Horgan Rebecca, Bitas Christiana, Abuhamad Alfred
Division of Maternal-Fetal Medicine, Department of Obstetrics and Gynecology, Eastern Virginia Medical School, Norfolk, VA.
Division of Maternal-Fetal Medicine, Department of Obstetrics and Gynecology, Eastern Virginia Medical School, Norfolk, VA.
Am J Obstet Gynecol MFM. 2023 Mar;5(3):100838. doi: 10.1016/j.ajogmf.2022.100838. Epub 2022 Dec 9.

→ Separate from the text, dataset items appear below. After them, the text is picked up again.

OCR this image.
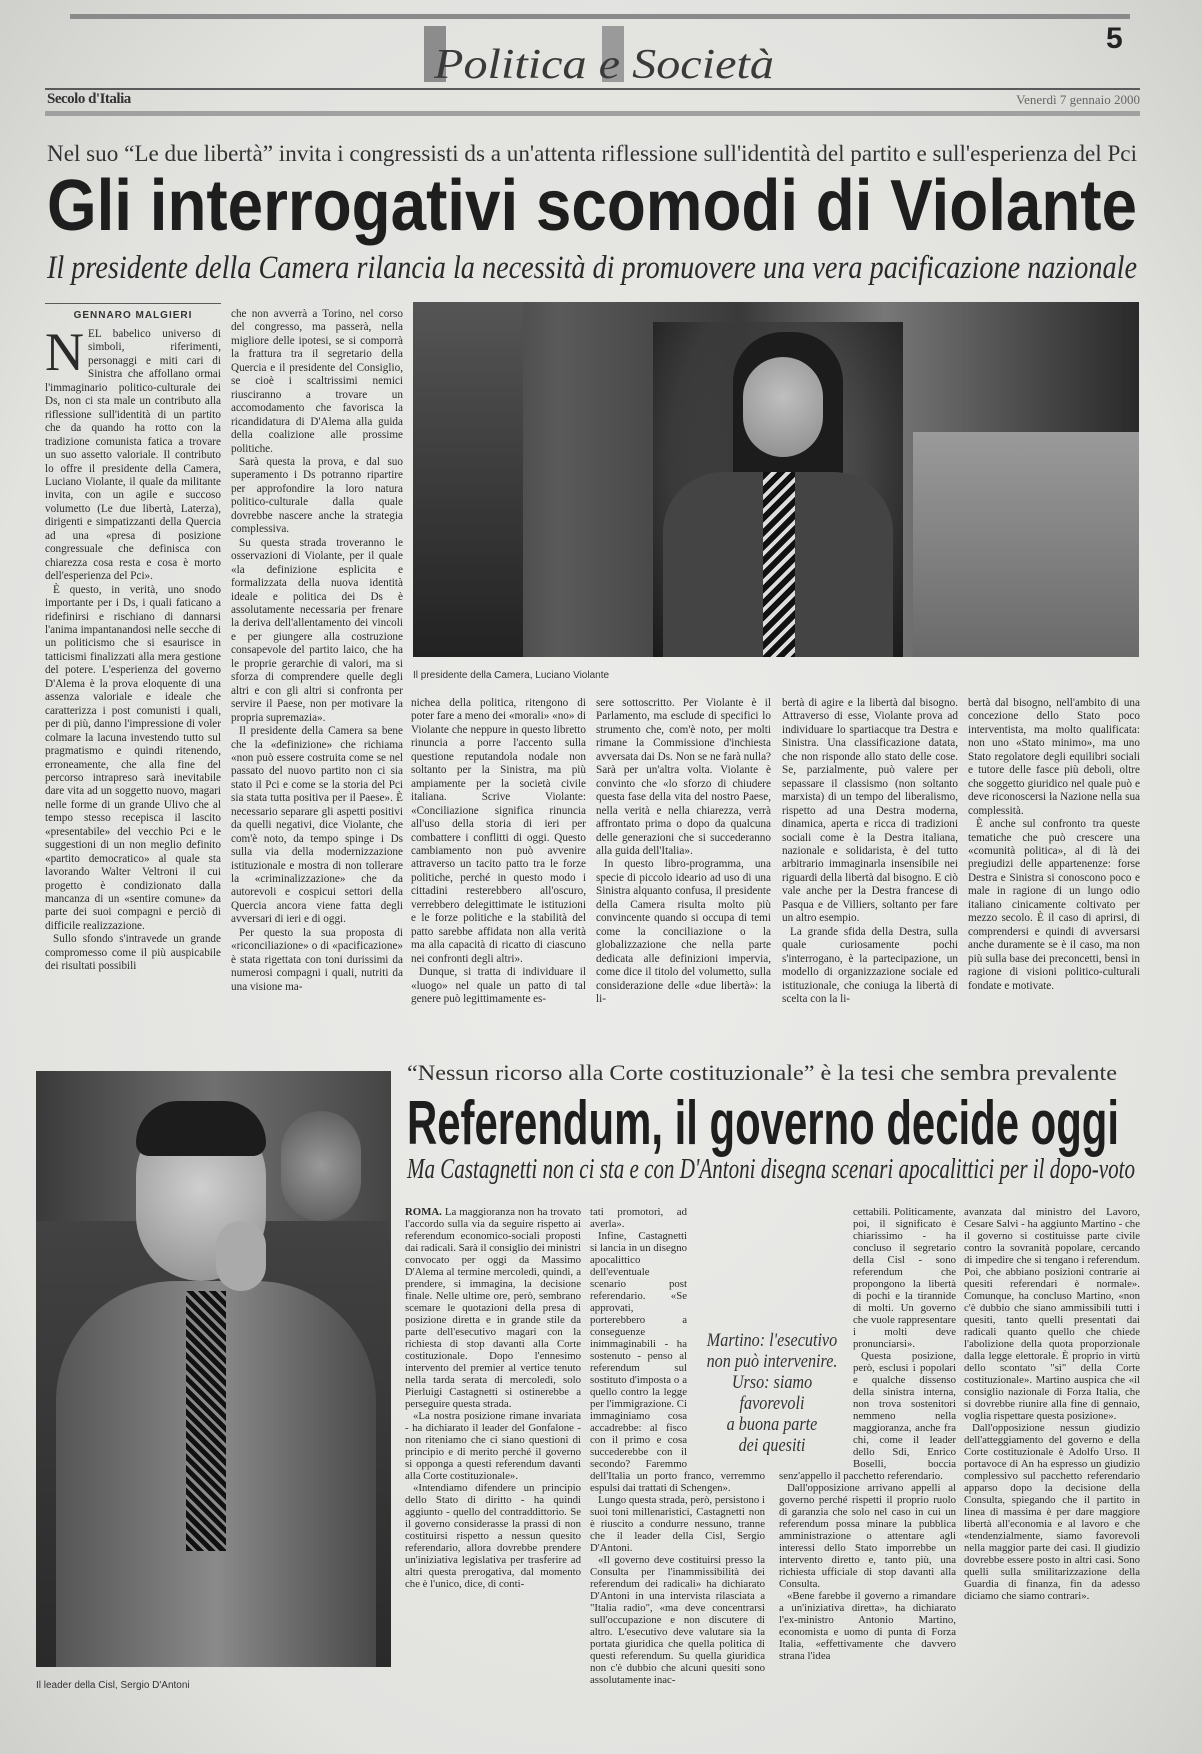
Politica e Società
5
Secolo d'Italia	Venerdì 7 gennaio 2000
Nel suo “Le due libertà” invita i congressisti ds a un'attenta riflessione sull'identità del partito e sull'esperienza del Pci
Gli interrogativi scomodi di Violante
Il presidente della Camera rilancia la necessità di promuovere una vera pacificazione nazionale
GENNARO MALGIERI

NEL babelico universo di simboli, riferimenti, personaggi e miti cari di Sinistra che affollano ormai l'immaginario politico-culturale dei Ds, non ci sta male un contributo alla riflessione sull'identità di un partito che da quando ha rotto con la tradizione comunista fatica a trovare un suo assetto valoriale. Il contributo lo offre il presidente della Camera, Luciano Violante, il quale da militante invita, con un agile e succoso volumetto (Le due libertà, Laterza), dirigenti e simpatizzanti della Quercia ad una «presa di posizione congressuale che definisca con chiarezza cosa resta e cosa è morto dell'esperienza del Pci».

È questo, in verità, uno snodo importante per i Ds, i quali faticano a ridefinirsi e rischiano di dannarsi l'anima impantanandosi nelle secche di un politicismo che si esaurisce in tatticismi finalizzati alla mera gestione del potere. L'esperienza del governo D'Alema è la prova eloquente di una assenza valoriale e ideale che caratterizza i post comunisti i quali, per di più, danno l'impressione di voler colmare la lacuna investendo tutto sul pragmatismo e quindi ritenendo, erroneamente, che alla fine del percorso intrapreso sarà inevitabile dare vita ad un soggetto nuovo, magari nelle forme di un grande Ulivo che al tempo stesso recepisca il lascito «presentabile» del vecchio Pci e le suggestioni di un non meglio definito «partito democratico» al quale sta lavorando Walter Veltroni il cui progetto è condizionato dalla mancanza di un «sentire comune» da parte dei suoi compagni e perciò di difficile realizzazione.

Sullo sfondo s'intravede un grande compromesso come il più auspicabile dei risultati possibili

che non avverrà a Torino, nel corso del congresso, ma passerà, nella migliore delle ipotesi, se si comporrà la frattura tra il segretario della Quercia e il presidente del Consiglio, se cioè i scaltrissimi nemici riusciranno a trovare un accomodamento che favorisca la ricandidatura di D'Alema alla guida della coalizione alle prossime politiche.

Sarà questa la prova, e dal suo superamento i Ds potranno ripartire per approfondire la loro natura politico-culturale dalla quale dovrebbe nascere anche la strategia complessiva.

Su questa strada troveranno le osservazioni di Violante, per il quale «la definizione esplicita e formalizzata della nuova identità ideale e politica dei Ds è assolutamente necessaria per frenare la deriva dell'allentamento dei vincoli e per giungere alla costruzione consapevole del partito laico, che ha le proprie gerarchie di valori, ma si sforza di comprendere quelle degli altri e con gli altri si confronta per servire il Paese, non per motivare la propria supremazia».

Il presidente della Camera sa bene che la «definizione» che richiama «non può essere costruita come se nel passato del nuovo partito non ci sia stato il Pci e come se la storia del Pci sia stata tutta positiva per il Paese». È necessario separare gli aspetti positivi da quelli negativi, dice Violante, che com'è noto, da tempo spinge i Ds sulla via della modernizzazione istituzionale e mostra di non tollerare la «criminalizzazione» che da autorevoli e cospicui settori della Quercia ancora viene fatta degli avversari di ieri e di oggi.

Per questo la sua proposta di «riconciliazione» o di «pacificazione» è stata rigettata con toni durissimi da numerosi compagni i quali, nutriti da una visione ma-

Il presidente della Camera, Luciano Violante

nichea della politica, ritengono di poter fare a meno dei «morali» «no» di Violante che neppure in questo libretto rinuncia a porre l'accento sulla questione reputandola nodale non soltanto per la Sinistra, ma più ampiamente per la società civile italiana. Scrive Violante: «Conciliazione significa rinuncia all'uso della storia di ieri per combattere i conflitti di oggi. Questo cambiamento non può avvenire attraverso un tacito patto tra le forze politiche, perché in questo modo i cittadini resterebbero all'oscuro, verrebbero delegittimate le istituzioni e le forze politiche e la stabilità del patto sarebbe affidata non alla verità ma alla capacità di ricatto di ciascuno nei confronti degli altri».

Dunque, si tratta di individuare il «luogo» nel quale un patto di tal genere può legittimamente es-

sere sottoscritto. Per Violante è il Parlamento, ma esclude di specifici lo strumento che, com'è noto, per molti rimane la Commissione d'inchiesta avversata dai Ds. Non se ne farà nulla? Sarà per un'altra volta. Violante è convinto che «lo sforzo di chiudere questa fase della vita del nostro Paese, nella verità e nella chiarezza, verrà affrontato prima o dopo da qualcuna delle generazioni che si succederanno alla guida dell'Italia».

In questo libro-programma, una specie di piccolo ideario ad uso di una Sinistra alquanto confusa, il presidente della Camera risulta molto più convincente quando si occupa di temi come la conciliazione o la globalizzazione che nella parte dedicata alle definizioni impervia, come dice il titolo del volumetto, sulla considerazione delle «due libertà»: la li-

bertà di agire e la libertà dal bisogno. Attraverso di esse, Violante prova ad individuare lo spartiacque tra Destra e Sinistra. Una classificazione datata, che non risponde allo stato delle cose. Se, parzialmente, può valere per sepassare il classismo (non soltanto marxista) di un tempo del liberalismo, rispetto ad una Destra moderna, dinamica, aperta e ricca di tradizioni sociali come è la Destra italiana, nazionale e solidarista, è del tutto arbitrario immaginarla insensibile nei riguardi della libertà dal bisogno. E ciò vale anche per la Destra francese di Pasqua e de Villiers, soltanto per fare un altro esempio.

La grande sfida della Destra, sulla quale curiosamente pochi s'interrogano, è la partecipazione, un modello di organizzazione sociale ed istituzionale, che coniuga la libertà di scelta con la li-

bertà dal bisogno, nell'ambito di una concezione dello Stato poco interventista, ma molto qualificata: non uno «Stato minimo», ma uno Stato regolatore degli equilibri sociali e tutore delle fasce più deboli, oltre che soggetto giuridico nel quale può e deve riconoscersi la Nazione nella sua complessità.

È anche sul confronto tra queste tematiche che può crescere una «comunità politica», al di là dei pregiudizi delle appartenenze: forse Destra e Sinistra si conoscono poco e male in ragione di un lungo odio italiano cinicamente coltivato per mezzo secolo. È il caso di aprirsi, di comprendersi e quindi di avversarsi anche duramente se è il caso, ma non più sulla base dei preconcetti, bensì in ragione di visioni politico-culturali fondate e motivate.

Il leader della Cisl, Sergio D'Antoni
“Nessun ricorso alla Corte costituzionale” è la tesi che sembra prevalente
Referendum, il governo decide oggi
Ma Castagnetti non ci sta e con D'Antoni disegna scenari apocalittici per il dopo-voto

ROMA. La maggioranza non ha trovato l'accordo sulla via da seguire rispetto ai referendum economico-sociali proposti dai radicali. Sarà il consiglio dei ministri convocato per oggi da Massimo D'Alema al termine mercoledì, quindi, a prendere, si immagina, la decisione finale. Nelle ultime ore, però, sembrano scemare le quotazioni della presa di posizione diretta e in grande stile da parte dell'esecutivo magari con la richiesta di stop davanti alla Corte costituzionale. Dopo l'ennesimo intervento del premier al vertice tenuto nella tarda serata di mercoledì, solo Pierluigi Castagnetti si ostinerebbe a perseguire questa strada.

«La nostra posizione rimane invariata - ha dichiarato il leader del Gonfalone - non riteniamo che ci siano questioni di principio e di merito perché il governo si opponga a questi referendum davanti alla Corte costituzionale».

«Intendiamo difendere un principio dello Stato di diritto - ha quindi aggiunto - quello del contraddittorio. Se il governo considerasse la prassi di non costituirsi rispetto a nessun quesito referendario, allora dovrebbe prendere un'iniziativa legislativa per trasferire ad altri questa prerogativa, dal momento che è l'unico, dice, di conti-

tati promotori, ad averla».

Infine, Castagnetti si lancia in un disegno apocalittico dell'eventuale scenario post referendario. «Se approvati, porterebbero a conseguenze inimmaginabili - ha sostenuto - penso al referendum sul sostituto d'imposta o a quello contro la legge per l'immigrazione. Ci immaginiamo cosa accadrebbe: al fisco con il primo e cosa succederebbe con il secondo? Faremmo dell'Italia un porto franco, verremmo espulsi dai trattati di Schengen».

Lungo questa strada, però, persistono i suoi toni millenaristici, Castagnetti non è riuscito a condurre nessuno, tranne che il leader della Cisl, Sergio D'Antoni.

«Il governo deve costituirsi presso la Consulta per l'inammissibilità dei referendum dei radicali» ha dichiarato D'Antoni in una intervista rilasciata a "Italia radio", «ma deve concentrarsi sull'occupazione e non discutere di altro. L'esecutivo deve valutare sia la portata giuridica che quella politica di questi referendum. Su quella giuridica non c'è dubbio che alcuni quesiti sono assolutamente inac-

cettabili. Politicamente, poi, il significato è chiarissimo - ha concluso il segretario della Cisl - sono referendum che propongono la libertà di pochi e la tirannide di molti. Un governo che vuole rappresentare i molti deve pronunciarsi».

Questa posizione, però, esclusi i popolari e qualche dissenso della sinistra interna, non trova sostenitori nemmeno nella maggioranza, anche fra chi, come il leader dello Sdi, Enrico Boselli, boccia senz'appello il pacchetto referendario.

Dall'opposizione arrivano appelli al governo perché rispetti il proprio ruolo di garanzia che solo nel caso in cui un referendum possa minare la pubblica amministrazione o attentare agli interessi dello Stato imporrebbe un intervento diretto e, tanto più, una richiesta ufficiale di stop davanti alla Consulta.

«Bene farebbe il governo a rimandare a un'iniziativa diretta», ha dichiarato l'ex-ministro Antonio Martino, economista e uomo di punta di Forza Italia, «effettivamente che davvero strana l'idea

avanzata dal ministro del Lavoro, Cesare Salvi - ha aggiunto Martino - che il governo si costituisse parte civile contro la sovranità popolare, cercando di impedire che si tengano i referendum. Poi, che abbiano posizioni contrarie ai quesiti referendari è normale». Comunque, ha concluso Martino, «non c'è dubbio che siano ammissibili tutti i quesiti, tanto quelli presentati dai radicali quanto quello che chiede l'abolizione della quota proporzionale dalla legge elettorale. È proprio in virtù dello scontato "sì" della Corte costituzionale». Martino auspica che «il consiglio nazionale di Forza Italia, che si dovrebbe riunire alla fine di gennaio, voglia rispettare questa posizione».

Dall'opposizione nessun giudizio dell'atteggiamento del governo e della Corte costituzionale è Adolfo Urso. Il portavoce di An ha espresso un giudizio complessivo sul pacchetto referendario apparso dopo la decisione della Consulta, spiegando che il partito in linea di massima è per dare maggiore libertà all'economia e al lavoro e che «tendenzialmente, siamo favorevoli nella maggior parte dei casi. Il giudizio dovrebbe essere posto in altri casi. Sono quelli sulla smilitarizzazione della Guardia di finanza, fin da adesso diciamo che siamo contrari».

Martino: l'esecutivo
non può intervenire.
Urso: siamo
favorevoli
a buona parte
dei quesiti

This study reviewed the literature regarding the diagnosis, antepartum surveillance, and timing of delivery of pregnancies complicated by intrahepatic cholestasis of pregnancy, comparing the guidelines published by the Society for Maternal-Fetal Medicine in February 2021 and those published by the Royal College of Obstetricians and Gynaecologists in the United Kingdom in June 2022. Several key differences exist in the clinical guidelines between the 2 organizations. With regard to the diagnosis of intrahepatic cholestasis of pregnancy, the Society for Maternal-Fetal Medicine considers any elevation in bile acids above the upper limit of normal in the setting of maternal pruritus diagnostic of intrahepatic cholestasis of pregnancy, whereas the Royal College of Obstetricians and Gynaecologists requires a pregnancy-specific elevated bile acid level of ≥19 mmol/L for diagnosis. Regarding the treatment of intrahepatic cholestasis of pregnancy, the Society for Maternal-Fetal Medicine recommends ursodeoxycholic acid as the first-line treatment of maternal symptoms. In contrast, the Royal College of Obstetricians and Gynaecologists specifically recommends against the routine use of ursodeoxycholic acid for intrahepatic cholestasis of pregnancy because of a lack of evidence regarding both maternal and fetal benefit. The Society for Maternal-Fetal Medicine recommends fetal surveillance at a gestational age when abnormal fetal testing would result in delivery being performed, whereas the Royal College of Obstetricians and Gynaecologists does not recommend any fetal testing beyond fetal kick count assessment. The Society for Maternal-Fetal Medicine recommends delivery at 36 to 39 weeks' gestation for intrahepatic cholestasis of pregnancy with bile acids <100 mmol/L and delivery at 36 weeks for bile acid levels >100 mmol/L. The Royal College of Obstetricians and Gynaecologists recommends serial assessment of bile acids with delivery timing stratified between 35- and 40-weeks' gestation according to bile acid levels.
本研究回顾了关于妊娠合并肝内胆汁淤积症的诊断、产前监测及分娩时机的文献,比较了母胎医学协会于2021年2月发布的指南和英国皇家妇产科医师学院于2022年6月发布的指南。这两个组织的临床指南存在几个关键差异。关于妊娠合并肝内胆汁淤积症的诊断,母胎医学协会认为,在孕妇瘙痒的情况下,任何高于正常上限的胆汁酸升高都可诊断为妊娠合并肝内胆汁淤积症,而皇家妇产科医师学院则要求妊娠特异性胆汁酸水平≥19 mmol/L才能诊断。关于妊娠合并肝内胆汁淤积症的治疗,母胎医学协会推荐熊去氧胆酸作为缓解孕妇症状的一线治疗药物。相比之下,皇家妇产科医师学院特别建议不要常规使用熊去氧胆酸治疗妊娠合并肝内胆汁淤积症,因为缺乏关于对母体和胎儿有益的证据。母胎医学协会建议在异常胎儿检测结果会导致进行分娩的孕周进行胎儿监测,而皇家妇产科医师学院除了胎动计数评估外,不建议进行任何其他胎儿检测。母胎医学协会建议,胆汁酸<100 mmol/L的妊娠合并肝内胆汁淤积症患者在妊娠36至39周时分娩,胆汁酸水平>100 mmol/L的患者在妊娠36周时分娩。皇家妇产科医师学院建议根据胆汁酸水平对胆汁酸进行系列评估,分娩时间在妊娠35至40周之间分层。